U.S. Copyright Office Denies Monkeys Rights To Their Selfies
That means no more business for this monkey.
In 2011, British wildlife photographer David Slater was traveling through the jungle in Indonesian when a crested black macaque grabbed his camera and started snapping selfies. Somebody posted the images in Wikipedia Commons, meaning anybody could use them for free. A legal battle ensued, with Slater claiming the images belong to him, and Wikipedia countering that the images belong to the public since they weren’t created by a human.
The U.S. Copyright Office addresses the dispute in the latest draft of its “Compendium Of U.S. Copyright Office Practices“, which was published on August 19. The previous compendium stated clearly that “Materials produced solely by nature, by plants, or by animals are not copyrightable.” The new 1,222-page report makes their stance on animal artwork abundantly more clear by referring specifically to photographs taken monkeys. “[T]he Office will refuse to register a claim if it determines that a human being did not create the work.”
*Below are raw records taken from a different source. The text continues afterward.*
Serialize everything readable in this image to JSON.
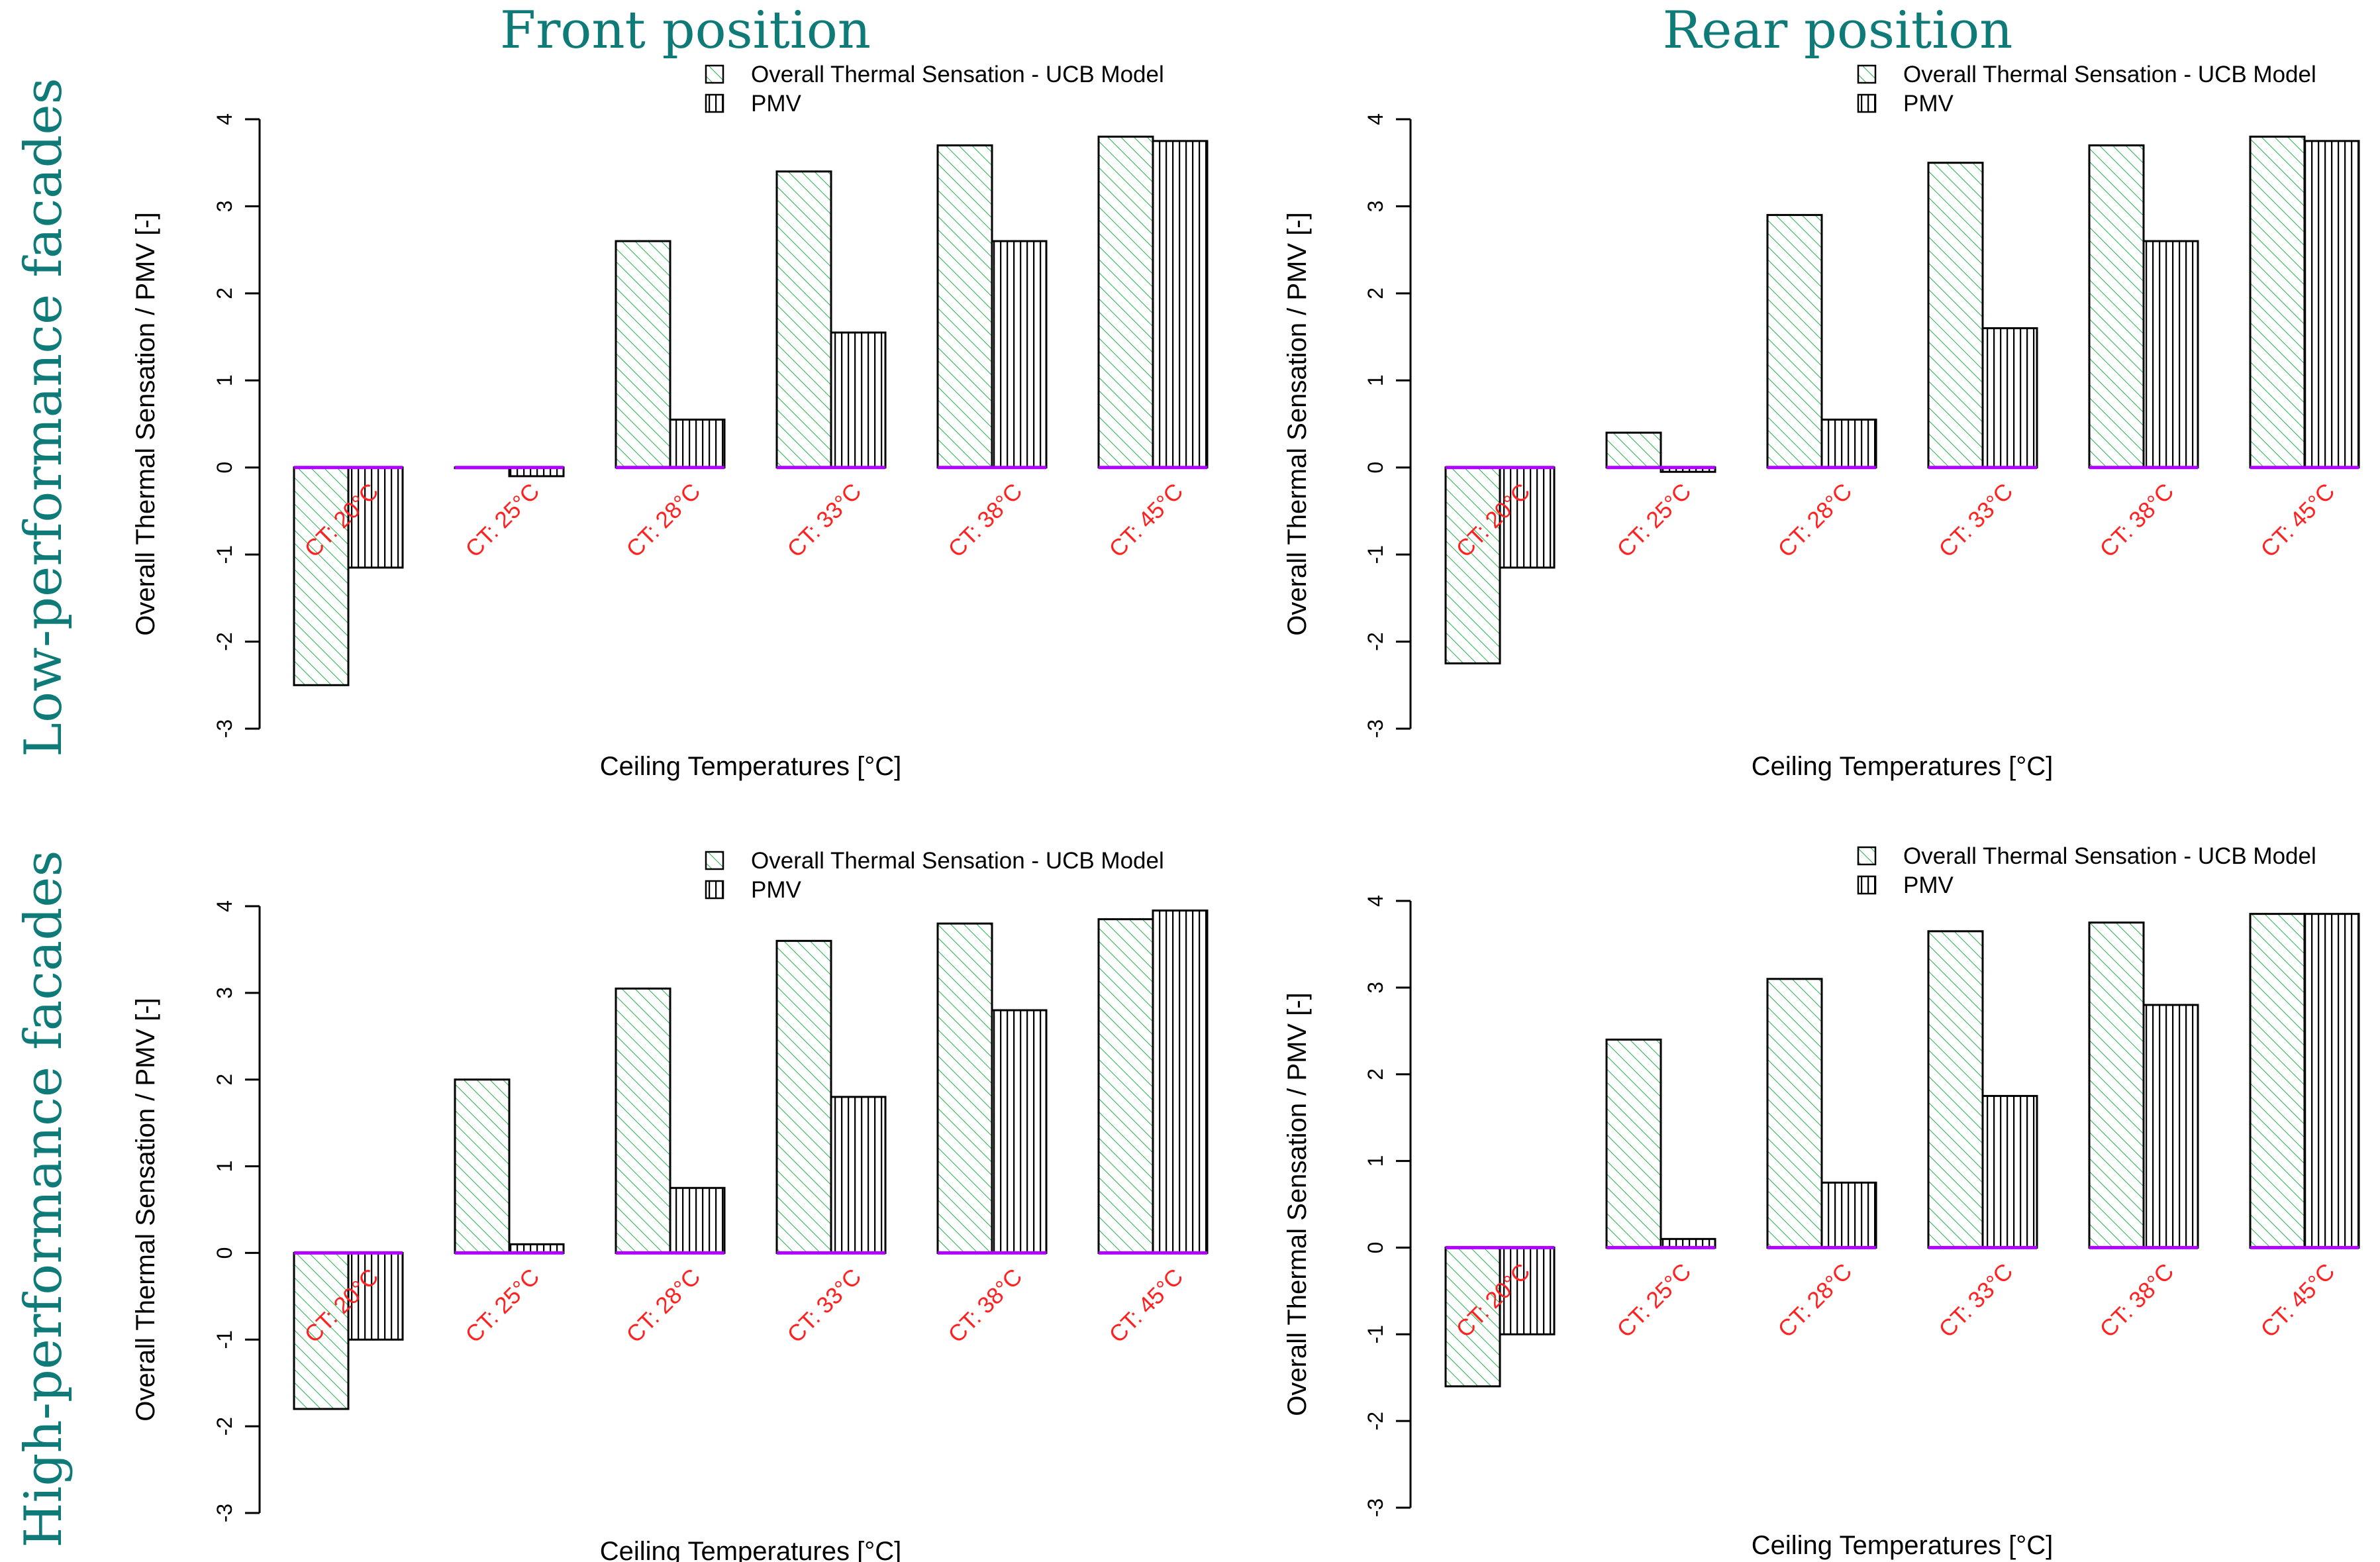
{
  "columns": [
    "Front position",
    "Rear position"
  ],
  "rows": [
    "Low-performance facades",
    "High-performance facades"
  ],
  "colors": {
    "title": "#0e7b78",
    "ucb_stroke": "#000000",
    "ucb_hatch": "#22b14c",
    "pmv_stroke": "#000000",
    "zero_line": "#b000ff",
    "category_label": "#ff2020"
  },
  "chart_data": [
    {
      "type": "bar",
      "column": "Front position",
      "row": "Low-performance facades",
      "categories": [
        "CT: 20°C",
        "CT: 25°C",
        "CT: 28°C",
        "CT: 33°C",
        "CT: 38°C",
        "CT: 45°C"
      ],
      "series": [
        {
          "name": "Overall Thermal Sensation - UCB Model",
          "values": [
            -2.5,
            0.0,
            2.6,
            3.4,
            3.7,
            3.8
          ]
        },
        {
          "name": "PMV",
          "values": [
            -1.15,
            -0.1,
            0.55,
            1.55,
            2.6,
            3.75
          ]
        }
      ],
      "xlabel": "Ceiling Temperatures [°C]",
      "ylabel": "Overall Thermal Sensation / PMV [-]",
      "yticks": [
        -3,
        -2,
        -1,
        0,
        1,
        2,
        3,
        4
      ],
      "ylim": [
        -3,
        4
      ]
    },
    {
      "type": "bar",
      "column": "Rear position",
      "row": "Low-performance facades",
      "categories": [
        "CT: 20°C",
        "CT: 25°C",
        "CT: 28°C",
        "CT: 33°C",
        "CT: 38°C",
        "CT: 45°C"
      ],
      "series": [
        {
          "name": "Overall Thermal Sensation - UCB Model",
          "values": [
            -2.25,
            0.4,
            2.9,
            3.5,
            3.7,
            3.8
          ]
        },
        {
          "name": "PMV",
          "values": [
            -1.15,
            -0.05,
            0.55,
            1.6,
            2.6,
            3.75
          ]
        }
      ],
      "xlabel": "Ceiling Temperatures [°C]",
      "ylabel": "Overall Thermal Sensation / PMV [-]",
      "yticks": [
        -3,
        -2,
        -1,
        0,
        1,
        2,
        3,
        4
      ],
      "ylim": [
        -3,
        4
      ]
    },
    {
      "type": "bar",
      "column": "Front position",
      "row": "High-performance facades",
      "categories": [
        "CT: 20°C",
        "CT: 25°C",
        "CT: 28°C",
        "CT: 33°C",
        "CT: 38°C",
        "CT: 45°C"
      ],
      "series": [
        {
          "name": "Overall Thermal Sensation - UCB Model",
          "values": [
            -1.8,
            2.0,
            3.05,
            3.6,
            3.8,
            3.85
          ]
        },
        {
          "name": "PMV",
          "values": [
            -1.0,
            0.1,
            0.75,
            1.8,
            2.8,
            3.95
          ]
        }
      ],
      "xlabel": "Ceiling Temperatures [°C]",
      "ylabel": "Overall Thermal Sensation / PMV [-]",
      "yticks": [
        -3,
        -2,
        -1,
        0,
        1,
        2,
        3,
        4
      ],
      "ylim": [
        -3,
        4
      ]
    },
    {
      "type": "bar",
      "column": "Rear position",
      "row": "High-performance facades",
      "categories": [
        "CT: 20°C",
        "CT: 25°C",
        "CT: 28°C",
        "CT: 33°C",
        "CT: 38°C",
        "CT: 45°C"
      ],
      "series": [
        {
          "name": "Overall Thermal Sensation - UCB Model",
          "values": [
            -1.6,
            2.4,
            3.1,
            3.65,
            3.75,
            3.85
          ]
        },
        {
          "name": "PMV",
          "values": [
            -1.0,
            0.1,
            0.75,
            1.75,
            2.8,
            3.85
          ]
        }
      ],
      "xlabel": "Ceiling Temperatures [°C]",
      "ylabel": "Overall Thermal Sensation / PMV [-]",
      "yticks": [
        -3,
        -2,
        -1,
        0,
        1,
        2,
        3,
        4
      ],
      "ylim": [
        -3,
        4
      ]
    }
  ]
}
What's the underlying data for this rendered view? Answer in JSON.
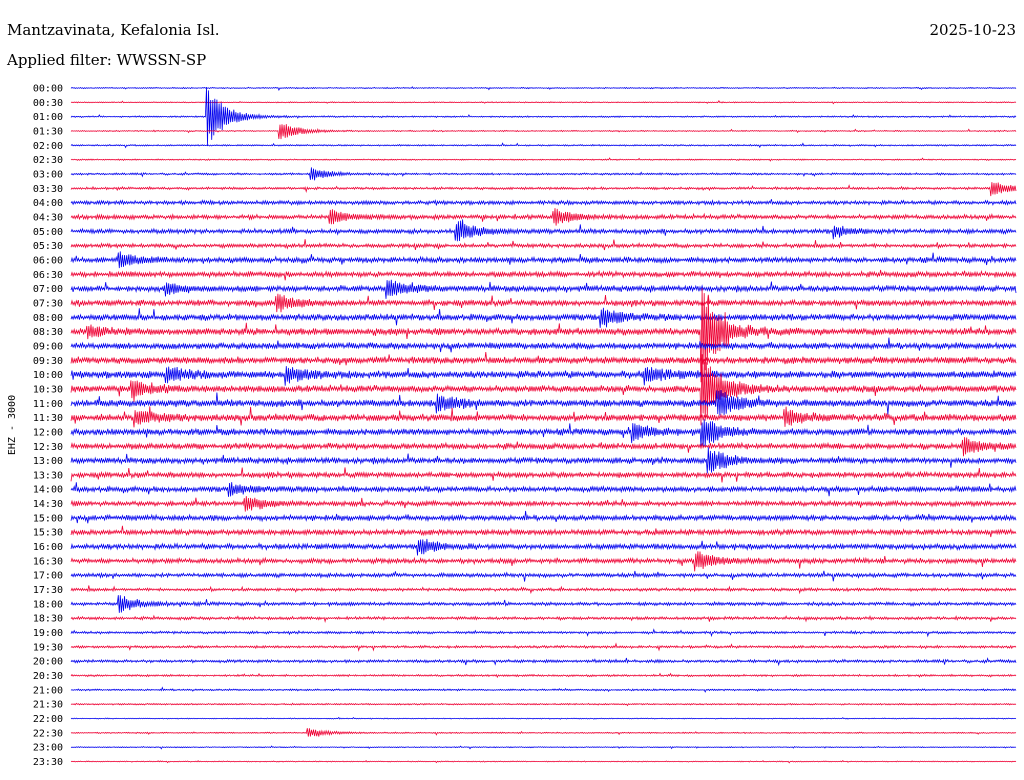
{
  "header": {
    "station": "Mantzavinata, Kefalonia Isl.",
    "date": "2025-10-23",
    "filter": "Applied filter: WWSSN-SP"
  },
  "chart_data": {
    "type": "helicorder",
    "channel_label": "EHZ - 3000",
    "row_labels": [
      "00:00",
      "00:30",
      "01:00",
      "01:30",
      "02:00",
      "02:30",
      "03:00",
      "03:30",
      "04:00",
      "04:30",
      "05:00",
      "05:30",
      "06:00",
      "06:30",
      "07:00",
      "07:30",
      "08:00",
      "08:30",
      "09:00",
      "09:30",
      "10:00",
      "10:30",
      "11:00",
      "11:30",
      "12:00",
      "12:30",
      "13:00",
      "13:30",
      "14:00",
      "14:30",
      "15:00",
      "15:30",
      "16:00",
      "16:30",
      "17:00",
      "17:30",
      "18:00",
      "18:30",
      "19:00",
      "19:30",
      "20:00",
      "20:30",
      "21:00",
      "21:30",
      "22:00",
      "22:30",
      "23:00",
      "23:30"
    ],
    "trace_colors": [
      "#0000ee",
      "#ee0033"
    ],
    "noise_levels": [
      0.5,
      0.4,
      0.6,
      0.5,
      0.6,
      0.5,
      0.8,
      1.0,
      1.6,
      1.8,
      1.8,
      1.6,
      2.2,
      2.2,
      2.4,
      2.4,
      2.6,
      2.8,
      2.6,
      2.8,
      3.0,
      2.8,
      2.8,
      2.8,
      2.6,
      2.4,
      2.4,
      2.2,
      2.2,
      2.0,
      2.2,
      2.2,
      2.2,
      2.0,
      1.6,
      1.2,
      1.4,
      1.2,
      1.0,
      1.0,
      1.2,
      0.8,
      0.7,
      0.6,
      0.4,
      0.5,
      0.4,
      0.4
    ],
    "events": [
      {
        "row": 2,
        "minute": 4.3,
        "amplitude": 32
      },
      {
        "row": 3,
        "minute": 6.6,
        "amplitude": 10
      },
      {
        "row": 6,
        "minute": 7.6,
        "amplitude": 7
      },
      {
        "row": 7,
        "minute": 29.2,
        "amplitude": 8
      },
      {
        "row": 9,
        "minute": 8.2,
        "amplitude": 8
      },
      {
        "row": 9,
        "minute": 15.3,
        "amplitude": 9
      },
      {
        "row": 10,
        "minute": 12.2,
        "amplitude": 12
      },
      {
        "row": 10,
        "minute": 24.2,
        "amplitude": 6
      },
      {
        "row": 12,
        "minute": 1.5,
        "amplitude": 8
      },
      {
        "row": 14,
        "minute": 10.0,
        "amplitude": 10
      },
      {
        "row": 14,
        "minute": 3.0,
        "amplitude": 6
      },
      {
        "row": 15,
        "minute": 6.5,
        "amplitude": 9
      },
      {
        "row": 16,
        "minute": 16.8,
        "amplitude": 10
      },
      {
        "row": 17,
        "minute": 0.5,
        "amplitude": 6
      },
      {
        "row": 17,
        "minute": 20.0,
        "amplitude": 50
      },
      {
        "row": 20,
        "minute": 3.0,
        "amplitude": 8
      },
      {
        "row": 20,
        "minute": 6.8,
        "amplitude": 9
      },
      {
        "row": 20,
        "minute": 18.2,
        "amplitude": 8
      },
      {
        "row": 21,
        "minute": 1.9,
        "amplitude": 9
      },
      {
        "row": 21,
        "minute": 20.0,
        "amplitude": 40
      },
      {
        "row": 22,
        "minute": 11.6,
        "amplitude": 9
      },
      {
        "row": 22,
        "minute": 20.5,
        "amplitude": 16
      },
      {
        "row": 23,
        "minute": 2.0,
        "amplitude": 9
      },
      {
        "row": 23,
        "minute": 22.6,
        "amplitude": 9
      },
      {
        "row": 24,
        "minute": 17.8,
        "amplitude": 9
      },
      {
        "row": 24,
        "minute": 20.0,
        "amplitude": 16
      },
      {
        "row": 25,
        "minute": 28.3,
        "amplitude": 9
      },
      {
        "row": 26,
        "minute": 20.2,
        "amplitude": 14
      },
      {
        "row": 28,
        "minute": 5.0,
        "amplitude": 6
      },
      {
        "row": 29,
        "minute": 5.5,
        "amplitude": 8
      },
      {
        "row": 32,
        "minute": 11.0,
        "amplitude": 9
      },
      {
        "row": 33,
        "minute": 19.8,
        "amplitude": 10
      },
      {
        "row": 36,
        "minute": 1.5,
        "amplitude": 10
      },
      {
        "row": 45,
        "minute": 7.5,
        "amplitude": 5
      }
    ]
  }
}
Other fun and somewhat-related highlights from the new report:
- [T]he Office cannot register a work purportedly created by divine or supernatural beings.
- To be copyrightable, musical works, like all works of authorship, must be of human origin. A musical work created by solely by an animal would not be registrable, such as a bird song or whale song. Likewise, music generated entirely by a mechanical or an automated process is not copyrightable. For example, the automated transposition of a musical work from one key to another is not registrable. Nor could a musical composition created solely by a computer algorithm be registered.
- To qualify as a work of authorship a choreographic work must be created by a human being and it must be intended for execution by humans. Dances performed or intended to be performed by animals, machines, or other animate or inanimate objects are not copyrightable and cannot be registered with the U.S. Copyright Office.
- To qualify as a work of authorship, a pantomime must involve “the real pantomime of real men.” Kalem, 222 U.S. at 61-62. Pantomimes performed by animals, robots, machines, or any other animate or inanimate object are not copyrightable and cannot be registered with the U.S. Copyright Office.
Not everyone is smiling over the new rules. Circa reports that the photographer is facing some $17,000 in legal fees, and they quote Slater: “Photography is an expensive profession that’s being encroached upon. They’re taking our livelihoods away… For every 100000 images I take, one makes money that keeps me going. And that was one of those images. It was like a year of work, really.”
But since Slater is a British citizen and there are no international copyright laws, it’s not clear how the case will pan out or whether Slater will continue to press the matter. The Telegraph notes that, “In the U.K., under the Copyright Designs and Patents Act 1988, a photographer can claim rights over an image even if he or she did not press the shutter button if the results are their “intellectual creation”… However, such a case has never been tried in court and the outcome would be uncertain.”
For now, at least, Wikipedia continues to list the photos under public domain.